Guest lecturer Maribeth Clark of the New College of Florida presents "Whistling as Women's Work." Co-sponsored by the Department of Women's, Gender, and Sexuality Studies. This lecture is free and open to the public.
Whistling became a viable career for women in the United States in the last decades of the nineteenth century. Although forgotten today, these musicians provided a novel form of entertainment beginning around 1880, and performed in a variety of formal and informal locales, such as vaudeville stages, on Lyceum and Chautauqua circuits and platforms, and on the programs of women’s clubs. They were regularly discussed in newspapers, both as individuals and as a type - the "whistling girl" or "whistling woman." The most successful of these women had international careers, earning a living and enjoying an independent lifestyle, often teaching as well as performing. Whistling women also served as a subject through which the changing role of white middle class women in the U.S. was explored, as a woman’s whistling became a metaphor for women’s participation in the public sphere. As it was said, "whistling girls and hens that crow make their way wherever they go."

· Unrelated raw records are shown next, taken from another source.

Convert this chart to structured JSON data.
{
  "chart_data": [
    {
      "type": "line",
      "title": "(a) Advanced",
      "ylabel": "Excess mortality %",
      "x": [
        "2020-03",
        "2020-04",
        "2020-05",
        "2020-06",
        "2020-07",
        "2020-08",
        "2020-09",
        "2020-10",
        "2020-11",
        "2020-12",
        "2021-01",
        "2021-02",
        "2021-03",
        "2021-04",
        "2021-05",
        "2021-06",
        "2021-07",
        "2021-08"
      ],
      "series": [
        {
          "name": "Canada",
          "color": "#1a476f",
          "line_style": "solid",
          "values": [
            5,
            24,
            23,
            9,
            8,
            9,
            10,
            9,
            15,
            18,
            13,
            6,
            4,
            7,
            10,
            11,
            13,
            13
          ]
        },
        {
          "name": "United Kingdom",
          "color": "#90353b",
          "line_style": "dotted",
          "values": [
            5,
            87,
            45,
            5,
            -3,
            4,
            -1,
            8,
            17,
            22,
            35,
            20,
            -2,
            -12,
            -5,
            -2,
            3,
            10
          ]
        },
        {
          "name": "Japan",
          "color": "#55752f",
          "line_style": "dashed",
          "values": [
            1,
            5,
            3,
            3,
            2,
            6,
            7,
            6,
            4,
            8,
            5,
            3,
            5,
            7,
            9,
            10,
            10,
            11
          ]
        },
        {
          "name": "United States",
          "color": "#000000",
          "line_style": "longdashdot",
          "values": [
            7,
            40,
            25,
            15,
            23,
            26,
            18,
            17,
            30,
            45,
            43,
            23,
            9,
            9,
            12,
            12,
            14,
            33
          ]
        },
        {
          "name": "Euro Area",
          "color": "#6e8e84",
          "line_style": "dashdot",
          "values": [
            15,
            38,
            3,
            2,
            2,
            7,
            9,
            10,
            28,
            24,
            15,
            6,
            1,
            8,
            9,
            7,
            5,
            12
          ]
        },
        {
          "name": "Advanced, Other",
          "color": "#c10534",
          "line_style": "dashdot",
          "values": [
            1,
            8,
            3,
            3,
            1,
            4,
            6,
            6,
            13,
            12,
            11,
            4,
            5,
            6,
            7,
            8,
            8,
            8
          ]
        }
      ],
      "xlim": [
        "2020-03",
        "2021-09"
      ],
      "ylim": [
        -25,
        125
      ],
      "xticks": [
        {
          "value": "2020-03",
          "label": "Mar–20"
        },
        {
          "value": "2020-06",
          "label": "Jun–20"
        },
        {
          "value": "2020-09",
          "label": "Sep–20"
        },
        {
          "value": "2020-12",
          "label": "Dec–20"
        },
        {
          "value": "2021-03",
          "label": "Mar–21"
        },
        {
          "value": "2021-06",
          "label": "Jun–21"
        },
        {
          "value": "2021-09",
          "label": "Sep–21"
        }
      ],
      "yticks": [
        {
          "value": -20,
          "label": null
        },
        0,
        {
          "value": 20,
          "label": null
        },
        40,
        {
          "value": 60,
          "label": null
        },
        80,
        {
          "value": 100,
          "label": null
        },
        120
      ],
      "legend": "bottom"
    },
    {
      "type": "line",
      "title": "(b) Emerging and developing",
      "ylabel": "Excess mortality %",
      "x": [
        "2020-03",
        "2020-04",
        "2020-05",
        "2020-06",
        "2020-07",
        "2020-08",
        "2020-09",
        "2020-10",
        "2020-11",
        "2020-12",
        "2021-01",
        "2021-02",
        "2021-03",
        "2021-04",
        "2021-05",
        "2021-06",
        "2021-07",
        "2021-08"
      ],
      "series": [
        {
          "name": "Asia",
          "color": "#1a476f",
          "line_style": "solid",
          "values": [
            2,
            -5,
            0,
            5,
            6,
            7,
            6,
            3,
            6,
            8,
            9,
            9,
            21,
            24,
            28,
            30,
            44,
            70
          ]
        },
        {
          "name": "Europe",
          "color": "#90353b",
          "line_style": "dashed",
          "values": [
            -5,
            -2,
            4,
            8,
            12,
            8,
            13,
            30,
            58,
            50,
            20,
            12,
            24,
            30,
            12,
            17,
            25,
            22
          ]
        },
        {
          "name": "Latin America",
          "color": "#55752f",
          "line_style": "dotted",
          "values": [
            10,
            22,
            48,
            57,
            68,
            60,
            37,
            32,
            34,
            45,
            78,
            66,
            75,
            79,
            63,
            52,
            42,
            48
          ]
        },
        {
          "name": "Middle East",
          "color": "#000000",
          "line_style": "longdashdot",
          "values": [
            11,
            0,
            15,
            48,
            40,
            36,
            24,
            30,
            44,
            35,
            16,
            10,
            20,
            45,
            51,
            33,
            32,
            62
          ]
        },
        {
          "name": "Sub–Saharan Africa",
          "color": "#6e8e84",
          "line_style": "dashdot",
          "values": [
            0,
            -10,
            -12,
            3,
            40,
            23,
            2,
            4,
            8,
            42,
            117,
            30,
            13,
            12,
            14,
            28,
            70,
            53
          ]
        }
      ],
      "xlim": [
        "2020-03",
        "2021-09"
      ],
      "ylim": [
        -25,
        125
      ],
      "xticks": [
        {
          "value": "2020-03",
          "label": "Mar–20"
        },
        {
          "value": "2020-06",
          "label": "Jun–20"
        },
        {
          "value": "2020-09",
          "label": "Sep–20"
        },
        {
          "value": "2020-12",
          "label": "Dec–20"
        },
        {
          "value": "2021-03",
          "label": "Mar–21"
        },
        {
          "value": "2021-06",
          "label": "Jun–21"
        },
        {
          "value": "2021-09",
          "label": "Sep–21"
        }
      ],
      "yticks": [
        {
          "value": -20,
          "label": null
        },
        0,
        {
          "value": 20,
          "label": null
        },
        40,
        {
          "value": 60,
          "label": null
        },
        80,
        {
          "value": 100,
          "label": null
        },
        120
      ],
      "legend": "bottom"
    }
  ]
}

Maribeth Clark is associate professor of music at New College of Florida in Sarasota. She is writing a monograph on whistling as women’s work in the United States from 1880 to the era of Disney. In addition, she and Davinia Caddy (University of Auckland, NZ) are developing a collection of essays on dance and the musical canon. Her work has appeared in Journal of Musicology, 19th-Century Music, Musical Quarterly, Journal of the Society of American Music, and Journal of the American Musicological Society.
Musicology lectures are held Mondays 4:30-6 p.m. in the Music/Dance Library, Room 205, second floor of the 18th Avenue Library at 175 West 18th Ave., unless otherwise noted.